Abstract

To investigate whether ultrasound examination of the fetus and amniotic fluid before induction of labour can provide useful prognostic information about the course of labour and mode of delivery. A prospective observational study. The delivery suite of St Mary's Hospital, London. 101 women undergoing induction of labour. MEASURED VARIABLES: Biparietal diameter, head circumference, abdominal circumference, occipital position, amniotic fluid volume and umbilical artery Doppler velocimetry waveforms. The outcome of labour was assessed in terms of the induction delivery interval, the mode of delivery and the incidence of abnormal cardiotocograms in labour. Seven women were delivered by emergency caesarean section early in the first stage of labour because of a significant abnormality of the fetal heart trace and these pregnancies were characterized by small fetal abdominal circumference measurements.

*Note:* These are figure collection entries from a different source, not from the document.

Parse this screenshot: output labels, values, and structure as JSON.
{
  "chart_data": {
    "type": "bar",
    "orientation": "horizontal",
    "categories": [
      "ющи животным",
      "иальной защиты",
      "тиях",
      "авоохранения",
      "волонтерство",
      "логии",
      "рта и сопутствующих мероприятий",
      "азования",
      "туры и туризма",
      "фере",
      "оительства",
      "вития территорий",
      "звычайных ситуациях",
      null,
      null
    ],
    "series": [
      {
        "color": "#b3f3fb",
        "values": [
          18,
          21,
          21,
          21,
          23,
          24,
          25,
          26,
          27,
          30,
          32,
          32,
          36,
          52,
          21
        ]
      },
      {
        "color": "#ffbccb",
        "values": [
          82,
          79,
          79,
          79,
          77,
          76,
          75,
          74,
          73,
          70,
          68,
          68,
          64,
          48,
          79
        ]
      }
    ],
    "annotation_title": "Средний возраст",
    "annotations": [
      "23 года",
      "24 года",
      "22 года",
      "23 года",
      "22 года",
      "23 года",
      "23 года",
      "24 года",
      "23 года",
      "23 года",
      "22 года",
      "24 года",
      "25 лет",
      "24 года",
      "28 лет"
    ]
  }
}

Marked oligohydramnios was also noted in five of these seven subjects. Small or average size babies who were surrounded by an adequate volume of amniotic fluid tended to be born spontaneously, whereas the majority of operative deliveries for failure to progress in labour were associated with fetal abdominal circumference measurements > or = 340 mm. The mean Bishop score of women before labour who delivered spontaneously was not significantly different from the scores of women who had a forceps delivery or caesarean section. Abnormal cord Doppler waveforms were observed in only one instance. In women undergoing induction of labour, the measurement by ultrasonography of two variables (fetal abdominal circumference and amniotic fluid volume) may allow the prospective identification of pregnancies at increased risk of fetal distress or dystocia. If these findings can be replicated in early spontaneous labour than more rational utilization of resources may be possible in hospital based obstetric practice.